Bob Marley: One Love is director Reinaldo Marcus Green's latest film after the Will Smith starring King Richard. Curiously, much like how that film failed to tell the most interesting part of the story (that would be Venus and Serena Williams' perspective), this new biopic fails to capture what makes Bob Marley a legend, his spirit.

The film attempts to capture a lot of Marley's life but rarely seeks to ask why he does the things he does. We get plenty of biopic tropes and Wikipedia facts but rarely do we get under the skin of what made Marley tick. Part of this is the film's lack of interest in explaining his religious beliefs in Rastafari, which would have helped bring us into the headspace of this legendary musician. There are highlights along the way. Few can deny the power of his songs and hearing them blasted in the theater is a joy but that can be done anywhere so what does One Love bring to the table?
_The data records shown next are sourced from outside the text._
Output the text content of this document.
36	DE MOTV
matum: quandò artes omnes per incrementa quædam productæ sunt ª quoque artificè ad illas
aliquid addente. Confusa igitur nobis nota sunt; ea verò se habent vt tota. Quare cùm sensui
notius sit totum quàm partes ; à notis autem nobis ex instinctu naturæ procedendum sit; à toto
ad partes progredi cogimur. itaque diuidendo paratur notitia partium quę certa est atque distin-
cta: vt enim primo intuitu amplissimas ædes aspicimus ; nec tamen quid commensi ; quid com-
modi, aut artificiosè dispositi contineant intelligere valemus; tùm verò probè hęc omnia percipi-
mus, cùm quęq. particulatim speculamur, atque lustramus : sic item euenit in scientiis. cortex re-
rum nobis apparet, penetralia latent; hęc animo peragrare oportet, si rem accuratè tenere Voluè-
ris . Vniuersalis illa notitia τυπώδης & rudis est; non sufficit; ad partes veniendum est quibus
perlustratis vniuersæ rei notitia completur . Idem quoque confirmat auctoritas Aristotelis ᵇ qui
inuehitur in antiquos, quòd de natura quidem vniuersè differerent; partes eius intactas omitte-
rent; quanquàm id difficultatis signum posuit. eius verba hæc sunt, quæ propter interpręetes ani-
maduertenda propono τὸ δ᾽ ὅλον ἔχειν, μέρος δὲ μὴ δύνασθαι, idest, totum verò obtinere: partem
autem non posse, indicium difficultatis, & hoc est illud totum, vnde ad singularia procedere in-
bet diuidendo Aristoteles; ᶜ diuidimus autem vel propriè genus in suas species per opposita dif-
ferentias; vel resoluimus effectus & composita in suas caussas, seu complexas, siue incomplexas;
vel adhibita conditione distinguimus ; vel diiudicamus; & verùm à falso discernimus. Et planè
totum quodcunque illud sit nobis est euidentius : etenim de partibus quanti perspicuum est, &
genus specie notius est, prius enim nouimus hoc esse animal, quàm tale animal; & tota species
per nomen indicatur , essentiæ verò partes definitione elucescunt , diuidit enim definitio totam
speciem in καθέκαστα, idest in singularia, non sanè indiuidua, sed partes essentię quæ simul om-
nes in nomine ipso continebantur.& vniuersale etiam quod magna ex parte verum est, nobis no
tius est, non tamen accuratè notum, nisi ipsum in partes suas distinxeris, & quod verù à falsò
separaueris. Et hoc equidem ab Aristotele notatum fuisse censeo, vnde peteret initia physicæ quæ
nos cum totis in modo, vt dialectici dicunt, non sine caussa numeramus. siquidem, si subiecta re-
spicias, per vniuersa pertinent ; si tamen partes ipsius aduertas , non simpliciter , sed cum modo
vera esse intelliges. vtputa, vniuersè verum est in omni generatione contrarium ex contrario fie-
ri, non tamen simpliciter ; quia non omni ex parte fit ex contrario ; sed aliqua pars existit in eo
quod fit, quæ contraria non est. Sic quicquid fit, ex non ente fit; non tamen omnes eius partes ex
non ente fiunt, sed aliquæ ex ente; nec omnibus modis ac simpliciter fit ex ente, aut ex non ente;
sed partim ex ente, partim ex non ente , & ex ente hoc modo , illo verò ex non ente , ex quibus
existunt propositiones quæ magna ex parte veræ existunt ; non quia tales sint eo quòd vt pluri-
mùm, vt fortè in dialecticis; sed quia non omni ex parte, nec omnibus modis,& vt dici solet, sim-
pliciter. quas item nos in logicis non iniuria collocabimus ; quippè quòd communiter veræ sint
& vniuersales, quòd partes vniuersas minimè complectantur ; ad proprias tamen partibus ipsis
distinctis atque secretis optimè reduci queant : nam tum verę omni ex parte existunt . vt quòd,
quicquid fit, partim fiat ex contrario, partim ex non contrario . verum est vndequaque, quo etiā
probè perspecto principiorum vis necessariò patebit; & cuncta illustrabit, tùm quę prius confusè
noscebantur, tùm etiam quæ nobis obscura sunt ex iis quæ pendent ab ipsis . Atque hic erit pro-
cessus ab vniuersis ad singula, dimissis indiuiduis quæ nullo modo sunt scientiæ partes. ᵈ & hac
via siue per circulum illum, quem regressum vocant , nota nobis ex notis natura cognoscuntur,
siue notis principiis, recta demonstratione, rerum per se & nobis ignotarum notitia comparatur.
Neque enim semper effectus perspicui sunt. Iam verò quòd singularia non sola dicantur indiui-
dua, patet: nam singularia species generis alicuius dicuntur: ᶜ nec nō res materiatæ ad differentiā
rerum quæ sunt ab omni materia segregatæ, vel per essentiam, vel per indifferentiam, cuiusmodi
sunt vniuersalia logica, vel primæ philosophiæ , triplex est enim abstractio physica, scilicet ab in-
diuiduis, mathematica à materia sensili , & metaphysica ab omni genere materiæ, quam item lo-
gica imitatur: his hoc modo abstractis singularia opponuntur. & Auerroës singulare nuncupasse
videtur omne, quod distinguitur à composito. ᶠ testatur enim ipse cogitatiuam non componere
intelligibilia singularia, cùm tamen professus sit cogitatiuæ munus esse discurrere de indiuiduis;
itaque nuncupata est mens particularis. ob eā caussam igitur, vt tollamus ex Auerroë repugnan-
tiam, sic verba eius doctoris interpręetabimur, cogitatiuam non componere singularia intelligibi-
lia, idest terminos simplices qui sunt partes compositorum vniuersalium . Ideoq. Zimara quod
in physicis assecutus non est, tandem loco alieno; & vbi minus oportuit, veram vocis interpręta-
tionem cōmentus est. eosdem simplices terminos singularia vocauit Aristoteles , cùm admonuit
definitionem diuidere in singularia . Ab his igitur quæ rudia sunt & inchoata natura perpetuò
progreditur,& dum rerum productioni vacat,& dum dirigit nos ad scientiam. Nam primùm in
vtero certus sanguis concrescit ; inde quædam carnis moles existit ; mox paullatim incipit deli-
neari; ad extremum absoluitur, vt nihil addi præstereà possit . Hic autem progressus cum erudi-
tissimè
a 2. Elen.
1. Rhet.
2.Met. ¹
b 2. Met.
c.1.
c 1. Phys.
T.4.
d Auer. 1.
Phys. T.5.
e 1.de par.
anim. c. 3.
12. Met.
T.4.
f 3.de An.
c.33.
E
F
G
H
Kingsley Ben-Adir plays Marley and does a lot of good work to embody the man down to the thick Jamaican accent and his moving singing. It never feels like an impression which is both a good and bad thing as Ben-Adir struggles to get lost in the part. Lashana Lynch is the film's acting standout, playing his sidelined wife Rita. She brings emotional heft to just about every scene she is in.

It is hard not to think of Bohemian Rhapsody while watching One Love. The overall structure climaxing with a big concert feels lifted from that film. The film also indulges in some silly "eureka" moments where Marley appears to come up with a classic song in mere moments with only the slightest of inspiration. There is also an avoidance of anything controversial in his life. It gives only the briefest of moments to Marley's infidelities and drug use. And while it is not bad to want to make Marley into an icon, it robs the film of any depth.

The film's biggest highlights come around the recording of Marley's most popular album Exodus. These scenes have a real energy to them and are a blast. Maybe I am a sucker for studio recording scenes but I wished more of his musical career was covered here. Marley deserved a better portrait of his life here. Unfocused, full of tropes, and a lack of depth plague the film.